The stepper motor is mounted inside the base using two 25mm M3 buttonhead screws.  It’s important to use screws with very shallow heads so that you get enough clearance for the phone sleeve to rotate above them.  The same two screws also hold the perfboard with the electronics.

The phone sleeve is attached directly to the motor shaft using a small set screw on the back.

Electronics

I used stripboard to solder the electronics together, but regular perfboard would work just as well.  I based the circuit on this Adafruit tutorial diagram, but using a Photon instead of an Arduino.  Power to the L293D comes from the VIN pin on the Photon which is powered directly from the USB port.  The layout needs to be kind of compact to fit in the base but it wasn’t hard to work out a good strategy after a little thought.

Code

The code for the Photon can be found in the GitHub repository, but it’s pretty simple.  Here it is:

#include <Stepper.h>

int in1Pin = D0;
int in2Pin = D1;
int in3Pin = D2;
int in4Pin = D3;

Stepper motor(513, in1Pin, in2Pin, in3Pin, in4Pin);  

void setup() {
  pinMode(in1Pin, OUTPUT);
  pinMode(in2Pin, OUTPUT);
  pinMode(in3Pin, OUTPUT);
  pinMode(in4Pin, OUTPUT);

  motor.setSpeed(8);

   Particle.function("move", moveMotor);
   // This is saying that when we ask the cloud for the function "move", it will employ the function moveMotor() from this app.
}

void loop() {

}

int moveMotor(String command) {
    if (command=="left") {
        motor.step(50);
        return 1;
    }
    else if (command=="right") {
        motor.step(-50);
        return 0;
    }
    else {
        return -1;
    }
}

We’re using the Stepper library that’s available through the Particle cloud-based IDE, which has the same API as the stock Arduino stepper library.  We simply configure four output pins and then implement a function “moveMotor” that can be called remotely through the Particle cloud platform.  When the function is called it receives one string parameter that is the command we should execute, either “left” or “right”, then we just command the motor appropriately.

Web Site

My day job uses the Microsoft stack so the fastest route for me to get to a functional web site was to whip up something using ASP.NET Core.  If you’re more comfortable with Node or whatever, that’s fine too.  The full source code for the remote control web site can be found in the GitHub repository, but here are the important bits minus all the boilerplate code.
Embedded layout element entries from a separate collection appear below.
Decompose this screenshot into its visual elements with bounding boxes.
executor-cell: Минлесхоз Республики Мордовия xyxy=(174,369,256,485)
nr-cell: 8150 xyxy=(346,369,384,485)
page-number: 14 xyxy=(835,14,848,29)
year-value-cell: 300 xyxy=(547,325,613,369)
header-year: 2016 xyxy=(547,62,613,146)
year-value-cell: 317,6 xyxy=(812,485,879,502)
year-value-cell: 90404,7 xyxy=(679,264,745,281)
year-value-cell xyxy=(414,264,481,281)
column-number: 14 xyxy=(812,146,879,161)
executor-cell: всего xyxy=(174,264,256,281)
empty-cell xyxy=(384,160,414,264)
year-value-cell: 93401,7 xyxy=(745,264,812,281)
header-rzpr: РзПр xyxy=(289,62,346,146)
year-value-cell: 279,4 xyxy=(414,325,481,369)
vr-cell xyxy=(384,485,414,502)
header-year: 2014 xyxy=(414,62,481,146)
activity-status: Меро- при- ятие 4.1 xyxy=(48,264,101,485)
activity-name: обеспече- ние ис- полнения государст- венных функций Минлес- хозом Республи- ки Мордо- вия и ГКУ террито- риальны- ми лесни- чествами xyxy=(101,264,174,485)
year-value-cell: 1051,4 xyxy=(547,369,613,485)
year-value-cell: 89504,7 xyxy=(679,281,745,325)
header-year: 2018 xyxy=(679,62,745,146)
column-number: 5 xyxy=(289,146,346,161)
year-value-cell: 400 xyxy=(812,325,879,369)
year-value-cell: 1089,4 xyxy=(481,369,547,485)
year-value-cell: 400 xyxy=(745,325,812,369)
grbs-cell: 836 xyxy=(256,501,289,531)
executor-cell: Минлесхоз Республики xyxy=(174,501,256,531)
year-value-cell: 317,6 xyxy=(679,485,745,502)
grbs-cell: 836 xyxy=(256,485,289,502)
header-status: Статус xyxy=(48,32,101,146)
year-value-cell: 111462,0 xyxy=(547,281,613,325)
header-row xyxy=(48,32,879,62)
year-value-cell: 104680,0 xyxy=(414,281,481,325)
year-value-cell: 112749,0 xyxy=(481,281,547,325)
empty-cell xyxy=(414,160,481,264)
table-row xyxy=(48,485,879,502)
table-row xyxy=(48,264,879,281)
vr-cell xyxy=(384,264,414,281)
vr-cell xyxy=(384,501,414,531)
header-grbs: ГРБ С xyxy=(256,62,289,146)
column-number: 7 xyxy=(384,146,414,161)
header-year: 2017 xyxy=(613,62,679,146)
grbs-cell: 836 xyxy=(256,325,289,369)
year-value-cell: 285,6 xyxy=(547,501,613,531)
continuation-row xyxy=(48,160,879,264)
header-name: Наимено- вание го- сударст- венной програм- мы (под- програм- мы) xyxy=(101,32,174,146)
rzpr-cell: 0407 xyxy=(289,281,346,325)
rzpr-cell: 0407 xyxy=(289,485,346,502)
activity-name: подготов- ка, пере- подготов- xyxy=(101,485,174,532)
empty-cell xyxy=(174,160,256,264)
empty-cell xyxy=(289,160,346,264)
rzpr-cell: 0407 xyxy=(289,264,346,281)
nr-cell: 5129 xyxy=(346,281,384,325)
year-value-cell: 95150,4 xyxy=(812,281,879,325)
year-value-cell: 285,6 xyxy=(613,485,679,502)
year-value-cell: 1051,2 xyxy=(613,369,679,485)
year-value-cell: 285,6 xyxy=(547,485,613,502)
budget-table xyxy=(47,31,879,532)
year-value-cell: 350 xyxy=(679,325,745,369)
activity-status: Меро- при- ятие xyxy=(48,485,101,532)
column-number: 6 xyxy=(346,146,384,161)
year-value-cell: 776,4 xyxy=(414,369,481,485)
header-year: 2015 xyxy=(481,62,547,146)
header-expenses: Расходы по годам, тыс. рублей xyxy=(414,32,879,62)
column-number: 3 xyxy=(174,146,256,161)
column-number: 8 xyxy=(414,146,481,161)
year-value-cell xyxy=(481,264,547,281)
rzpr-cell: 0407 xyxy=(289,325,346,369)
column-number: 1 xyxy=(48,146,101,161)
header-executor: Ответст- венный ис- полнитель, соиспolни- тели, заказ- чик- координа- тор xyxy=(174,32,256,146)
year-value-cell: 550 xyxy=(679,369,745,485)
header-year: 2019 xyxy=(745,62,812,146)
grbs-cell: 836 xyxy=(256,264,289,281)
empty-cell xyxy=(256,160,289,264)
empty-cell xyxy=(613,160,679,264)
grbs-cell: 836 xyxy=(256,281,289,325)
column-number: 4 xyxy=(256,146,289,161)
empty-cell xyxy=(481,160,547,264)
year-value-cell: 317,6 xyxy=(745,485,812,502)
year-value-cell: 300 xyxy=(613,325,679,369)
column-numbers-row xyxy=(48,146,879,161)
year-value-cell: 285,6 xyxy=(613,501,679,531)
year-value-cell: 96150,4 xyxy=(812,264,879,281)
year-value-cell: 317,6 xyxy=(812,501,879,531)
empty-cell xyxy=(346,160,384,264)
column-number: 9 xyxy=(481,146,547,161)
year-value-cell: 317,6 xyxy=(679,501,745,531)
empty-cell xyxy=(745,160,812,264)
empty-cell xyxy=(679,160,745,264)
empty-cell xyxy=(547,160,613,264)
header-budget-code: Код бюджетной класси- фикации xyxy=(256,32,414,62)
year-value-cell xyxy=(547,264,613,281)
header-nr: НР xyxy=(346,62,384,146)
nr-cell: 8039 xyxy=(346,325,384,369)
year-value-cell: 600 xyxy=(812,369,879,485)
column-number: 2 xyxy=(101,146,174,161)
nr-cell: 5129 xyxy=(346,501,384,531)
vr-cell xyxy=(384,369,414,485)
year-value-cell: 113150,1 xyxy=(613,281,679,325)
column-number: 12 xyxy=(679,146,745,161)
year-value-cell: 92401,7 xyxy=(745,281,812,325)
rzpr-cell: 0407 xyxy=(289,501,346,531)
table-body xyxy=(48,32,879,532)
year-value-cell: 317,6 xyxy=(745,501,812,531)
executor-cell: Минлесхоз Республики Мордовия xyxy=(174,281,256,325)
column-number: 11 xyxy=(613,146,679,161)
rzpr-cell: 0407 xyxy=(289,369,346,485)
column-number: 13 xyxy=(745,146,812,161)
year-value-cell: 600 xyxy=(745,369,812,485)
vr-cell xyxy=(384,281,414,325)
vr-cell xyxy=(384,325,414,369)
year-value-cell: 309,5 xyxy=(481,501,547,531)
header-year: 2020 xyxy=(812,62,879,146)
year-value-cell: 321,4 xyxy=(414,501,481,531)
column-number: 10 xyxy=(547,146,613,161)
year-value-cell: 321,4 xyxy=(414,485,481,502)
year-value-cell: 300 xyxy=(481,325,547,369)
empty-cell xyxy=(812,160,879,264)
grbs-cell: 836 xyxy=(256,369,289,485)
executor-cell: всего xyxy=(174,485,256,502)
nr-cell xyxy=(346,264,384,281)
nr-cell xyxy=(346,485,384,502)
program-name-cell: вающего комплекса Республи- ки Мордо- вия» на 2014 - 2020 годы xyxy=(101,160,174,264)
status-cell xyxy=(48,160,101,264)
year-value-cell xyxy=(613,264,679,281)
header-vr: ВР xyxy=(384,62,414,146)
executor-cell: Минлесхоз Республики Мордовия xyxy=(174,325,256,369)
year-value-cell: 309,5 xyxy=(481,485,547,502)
The javascript code that runs in the browser just invokes two server APIs:

<script>
    $(function() {
        $('#moveLeft').click(function() {
            $.post("api/moveleft");
        });
        $('#moveRight').click(function() {
            $.post("api/moveright");
        });
    });
</script>

And the code on the server side invokes the function on the Photon:

public class HomeController : Controller
{
    private HttpClient client = new HttpClient();
    private readonly IConfiguration configuration;

    public HomeController(IConfiguration configuration)
    {
        client.BaseAddress = new Uri($"https://api.particle.io/v1/devices/{configuration["device"]}/");
        this.configuration = configuration;
    }

    public IActionResult Index()
    {
        return View();
    }

    public IActionResult Error()
    {
        return View(new ErrorViewModel { RequestId = Activity.Current?.Id ?? HttpContext.TraceIdentifier });
    }

    [Route("api/moveleft")]
    public async Task MoveLeft()
    {
        await DoMove("left");
    }

    [Route("api/moveright")]
    public async Task MoveRight()
    {
        await DoMove("right");
    }

    private async Task DoMove(string direction)
    {
        var content = $"access_token={configuration["access_token"]}&args={direction}";
        await client.PostAsync("move", new StringContent(content, Encoding.UTF8, "application/x-www-form-urlencoded"));
    }
}

The call to the Particle cloud platform is done on the server, not the browser, so we can keep the device ID and access token secret.

I hosted the web site in Azure but it’s using no special services so it can be hosted pretty much anywhere that can host ASP.NET Core apps.  Total response time, from clicking one of the buttons on the web site to having the device rotate the phone, is typically under one second, which is good enough for my purposes.

That’s all you need to an internet-enabled device up and running.  It doesn’t get much simpler than that!